Tunisie : les déclarations de soupçon explosent en 2024
Le secteur financier tunisien, composé des banques et de l’Office National des Postes, a adressé 1 230 déclarations de soupçon (DS) à la Commission Tunisienne des Analyses Financières (CTAF) en 2024, représentant 84,23 % du total des DS.
Au total, la CTAF a reçu 1 236 DS en 2024, contre 850 en 2023, soit une augmentation de 45 %, selon le rapport annuel de la commission.

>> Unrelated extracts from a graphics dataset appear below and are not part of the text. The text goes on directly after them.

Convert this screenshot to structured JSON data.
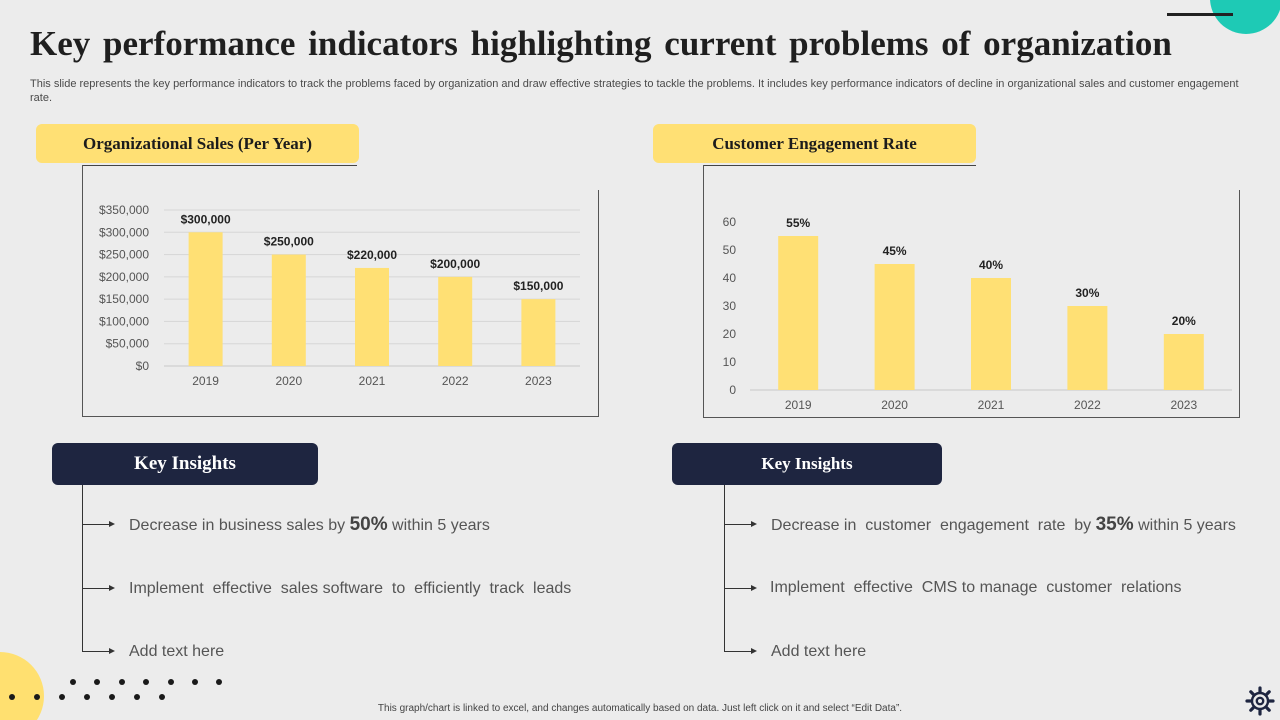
{
  "title": "Key performance indicators highlighting current problems of organization",
  "subtitle": "This slide represents the key performance indicators to track the problems faced by organization and draw effective strategies to tackle the problems. It includes key performance indicators of decline in organizational sales and customer engagement rate.",
  "footer": "This graph/chart is linked to excel, and changes automatically based on data. Just left click on it and select “Edit Data”.",
  "colors": {
    "bar": "#ffe074",
    "accent_teal": "#1ecab5",
    "navy": "#1e2540"
  },
  "left": {
    "header": "Organizational Sales (Per Year)",
    "insights_title": "Key Insights",
    "insights": [
      {
        "pre": "Decrease in business sales by ",
        "pct": "50%",
        "post": " within 5 years"
      },
      {
        "text": "Implement  effective  sales software  to  efficiently  track  leads"
      },
      {
        "text": "Add text here"
      }
    ]
  },
  "right": {
    "header": "Customer Engagement Rate",
    "insights_title": "Key Insights",
    "insights": [
      {
        "pre": "Decrease in  customer  engagement  rate  by ",
        "pct": "35%",
        "post": " within 5 years"
      },
      {
        "text": "Implement  effective  CMS to manage  customer  relations"
      },
      {
        "text": "Add text here"
      }
    ]
  },
  "chart_data": [
    {
      "type": "bar",
      "title": "Organizational Sales (Per Year)",
      "categories": [
        "2019",
        "2020",
        "2021",
        "2022",
        "2023"
      ],
      "values": [
        300000,
        250000,
        220000,
        200000,
        150000
      ],
      "data_labels": [
        "$300,000",
        "$250,000",
        "$220,000",
        "$200,000",
        "$150,000"
      ],
      "yticks": [
        "$0",
        "$50,000",
        "$100,000",
        "$150,000",
        "$200,000",
        "$250,000",
        "$300,000",
        "$350,000"
      ],
      "ylim": [
        0,
        350000
      ],
      "grid": true
    },
    {
      "type": "bar",
      "title": "Customer Engagement Rate",
      "categories": [
        "2019",
        "2020",
        "2021",
        "2022",
        "2023"
      ],
      "values": [
        55,
        45,
        40,
        30,
        20
      ],
      "data_labels": [
        "55%",
        "45%",
        "40%",
        "30%",
        "20%"
      ],
      "yticks": [
        "0",
        "10",
        "20",
        "30",
        "40",
        "50",
        "60"
      ],
      "ylim": [
        0,
        60
      ],
      "grid": false
    }
  ]
}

Cette tendance haussière, observée depuis 2022, s’explique principalement par la digitalisation du processus de déclaration en 2021, avec le déploiement de la plateforme GoAML, développée par l’Office des Nations unies contre la drogue et le crime (ONUDC) pour les besoins des Cellules de Renseignement Financier (CRF).

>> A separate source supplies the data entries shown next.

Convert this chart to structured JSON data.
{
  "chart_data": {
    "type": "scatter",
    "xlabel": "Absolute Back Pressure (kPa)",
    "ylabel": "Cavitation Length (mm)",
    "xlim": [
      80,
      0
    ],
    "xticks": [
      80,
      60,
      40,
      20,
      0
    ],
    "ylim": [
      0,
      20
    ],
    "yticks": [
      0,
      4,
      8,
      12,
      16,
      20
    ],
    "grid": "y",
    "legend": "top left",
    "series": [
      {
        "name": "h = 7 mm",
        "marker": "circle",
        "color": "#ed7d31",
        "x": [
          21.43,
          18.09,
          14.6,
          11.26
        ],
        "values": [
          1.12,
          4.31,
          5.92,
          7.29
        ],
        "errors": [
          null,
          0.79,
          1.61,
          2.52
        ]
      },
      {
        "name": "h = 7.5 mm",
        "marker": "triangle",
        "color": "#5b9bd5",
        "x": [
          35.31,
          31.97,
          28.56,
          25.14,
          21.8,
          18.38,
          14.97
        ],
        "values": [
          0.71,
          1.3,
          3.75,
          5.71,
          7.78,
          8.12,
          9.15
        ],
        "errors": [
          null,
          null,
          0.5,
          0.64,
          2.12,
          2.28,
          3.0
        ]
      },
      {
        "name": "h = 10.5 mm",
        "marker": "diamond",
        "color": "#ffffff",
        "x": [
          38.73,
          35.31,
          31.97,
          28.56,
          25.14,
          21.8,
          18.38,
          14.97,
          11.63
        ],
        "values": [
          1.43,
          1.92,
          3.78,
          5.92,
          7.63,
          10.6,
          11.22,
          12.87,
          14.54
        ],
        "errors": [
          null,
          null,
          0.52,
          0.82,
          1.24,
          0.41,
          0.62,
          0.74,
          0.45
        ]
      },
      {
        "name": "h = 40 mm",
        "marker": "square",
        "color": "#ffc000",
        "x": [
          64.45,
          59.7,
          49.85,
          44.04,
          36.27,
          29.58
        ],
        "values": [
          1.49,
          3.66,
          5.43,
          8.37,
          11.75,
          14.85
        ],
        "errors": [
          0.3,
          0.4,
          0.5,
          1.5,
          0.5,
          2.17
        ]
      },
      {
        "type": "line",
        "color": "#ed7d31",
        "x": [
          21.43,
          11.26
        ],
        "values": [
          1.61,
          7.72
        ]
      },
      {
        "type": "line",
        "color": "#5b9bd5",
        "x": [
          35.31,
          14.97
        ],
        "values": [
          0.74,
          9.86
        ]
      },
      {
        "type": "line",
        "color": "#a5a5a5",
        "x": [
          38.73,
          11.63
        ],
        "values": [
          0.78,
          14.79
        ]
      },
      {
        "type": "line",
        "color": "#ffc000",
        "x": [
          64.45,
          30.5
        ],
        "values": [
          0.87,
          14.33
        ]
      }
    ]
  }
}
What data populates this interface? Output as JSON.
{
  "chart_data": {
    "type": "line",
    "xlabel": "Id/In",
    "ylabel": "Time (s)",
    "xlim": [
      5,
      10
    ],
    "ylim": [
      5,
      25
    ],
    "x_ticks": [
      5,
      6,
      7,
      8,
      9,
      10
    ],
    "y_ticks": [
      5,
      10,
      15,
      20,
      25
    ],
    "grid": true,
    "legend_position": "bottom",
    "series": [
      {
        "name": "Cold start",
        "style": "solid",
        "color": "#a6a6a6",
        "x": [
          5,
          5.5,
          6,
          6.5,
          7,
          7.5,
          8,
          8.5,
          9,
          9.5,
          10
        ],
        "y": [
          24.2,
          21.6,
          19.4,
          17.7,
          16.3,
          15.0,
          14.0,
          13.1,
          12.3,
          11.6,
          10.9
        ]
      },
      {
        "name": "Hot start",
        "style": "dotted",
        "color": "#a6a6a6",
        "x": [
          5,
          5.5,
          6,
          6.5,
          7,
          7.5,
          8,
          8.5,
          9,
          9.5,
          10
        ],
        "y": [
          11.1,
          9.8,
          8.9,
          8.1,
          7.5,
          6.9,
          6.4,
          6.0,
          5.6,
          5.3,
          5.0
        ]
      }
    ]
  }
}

Le rapport souligne également la hausse du nombre de déclarations liées au trafic de migrants, motif de plusieurs DS reçues depuis 2023. Les établissements de paiement ont enregistré 119 déclarations en 2024, soit 9,6 % du total, contre seulement 4 en 2023, reflétant leur exposition croissante aux risques liés au trafic de migrants, notamment à travers la délivrance de fonds internationaux.
En revanche, l’activité déclarative des Entreprises et Professions Non Financières Désignées (EPNFD) reste très faible : seulement 3 déclarations provenant d’experts-comptables en 2024, contre une seule en 2023, malgré plusieurs campagnes de sensibilisation et de formation organisées par la CTAF et les autorités publiques. Cette faible participation surprend, étant donné que les EPNFD interviennent régulièrement dans des montages financiers, créations de sociétés et contrats, souvent liés aux dossiers analysés par la CTAF.
Sur le plan des types de déclarations, la majorité, soit 99 %, relève des SAR (déclaration d’activités suspectes) et STR (déclaration de transactions suspectes), liés au blanchiment d’argent. Seuls 1 % des DS concernent le financement du terrorisme (TAR et TFR), en lien avec la baisse constatée de l’activité terroriste sur le terrain.
Enfin, le rapport fait état d’une augmentation significative des personnes suspectes ou intervenants dans les DS, avec 14 506 personnes en 2024, contre 10 830 en 2023, soit une hausse de 33,9 %. La majorité concerne des personnes physiques (14 315, soit 98,7 %), illustrant la complexité croissante des enquêtes et la mobilisation accrue des ressources de la CTAF.